Two: What do I need to forgive my parents for? No parents are perfect and their understanding of parenting is a factor of their generation, their spiritual place and their situation in life. I am the first to admit that my kids, Jon and Chip will need to forgive me for parenting mistakes, perhaps that I am not even aware of. Our own parenting skills are a mix of what we saw that we appreciated and what we experienced that was painful. At some point we need to forgive our parents for the painful just as our children will need to forgive us for the same. Ironically we are best suited to raise kids when our grand kids come along.


Forgiveness for the failing of our parents is critical to our own freedom and reflects our own humble evaluation of our own parenting. All of us are in need of God's grace and the grace of others. No parents did it all right. The sooner we forgive, the sooner we are able to deal with the scars we gained early in life.


Three: How do we see God's hand in our personal history? Our upbringing is a mixture of good and bad, happy and sad, levels of family dysfunction and for some, very deep wounds. However, it is an amazing thing to consider how God got us from there to here? How we can see His invisible hand in our personal history to mold us into who we have become and how he presently uses us. Only God has the ability to use both the good and bad of our past and redeem it for His perfect purposes in our present. Only He can change our human scars into divine scars usable by Him.
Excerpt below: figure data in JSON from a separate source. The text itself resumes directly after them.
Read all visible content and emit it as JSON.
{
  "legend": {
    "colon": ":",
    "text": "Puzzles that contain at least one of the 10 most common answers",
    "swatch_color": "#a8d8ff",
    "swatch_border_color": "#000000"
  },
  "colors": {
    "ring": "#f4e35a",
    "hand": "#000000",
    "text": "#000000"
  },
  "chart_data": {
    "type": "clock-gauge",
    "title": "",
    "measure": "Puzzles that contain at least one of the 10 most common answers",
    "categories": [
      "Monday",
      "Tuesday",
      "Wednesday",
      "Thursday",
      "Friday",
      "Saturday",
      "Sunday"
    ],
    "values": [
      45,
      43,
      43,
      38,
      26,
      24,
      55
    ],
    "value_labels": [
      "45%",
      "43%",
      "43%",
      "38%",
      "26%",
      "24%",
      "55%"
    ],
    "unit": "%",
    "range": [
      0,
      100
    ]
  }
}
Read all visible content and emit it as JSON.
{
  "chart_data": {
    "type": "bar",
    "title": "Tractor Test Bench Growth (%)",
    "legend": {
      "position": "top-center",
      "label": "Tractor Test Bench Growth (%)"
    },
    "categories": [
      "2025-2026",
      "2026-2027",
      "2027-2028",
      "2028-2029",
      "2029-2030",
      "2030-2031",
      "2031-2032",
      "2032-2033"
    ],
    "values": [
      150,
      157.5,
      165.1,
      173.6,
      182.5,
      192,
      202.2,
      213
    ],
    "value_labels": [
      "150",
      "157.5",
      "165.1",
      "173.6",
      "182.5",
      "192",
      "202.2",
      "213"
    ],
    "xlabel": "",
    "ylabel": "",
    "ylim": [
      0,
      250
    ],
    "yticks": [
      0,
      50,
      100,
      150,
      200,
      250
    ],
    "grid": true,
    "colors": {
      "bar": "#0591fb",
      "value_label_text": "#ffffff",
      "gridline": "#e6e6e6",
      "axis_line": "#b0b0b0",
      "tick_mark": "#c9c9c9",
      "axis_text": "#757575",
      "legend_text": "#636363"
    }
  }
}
Ultimately we are not who we are primarily because of our parents but because of the faithfulness of God through our history. Think deeply how God has been present in your history, in your childhood, in all of the events of your life, bringing you to your present place and you will be encouraged. Whether we have much to be thankful for in our upbringing or the need to forgive much that was painful and hurting, the one constant is always the presence of a loving father who brings us to where we are today, redeeming the pain and using all of who we are to impact our world today. Whatever our experiences, God was there in their midst and the proof of that is where He has you today.


I am a far more humble parent than I was when my first son was born. I realize more clearly than ever my own brokenness and that realization helps me forgive the hurts from my own childhood. I hope my children do better than me but know that they deal with their own brokenness and in the end it is the grace and love of Jesus that makes the difference for all of us.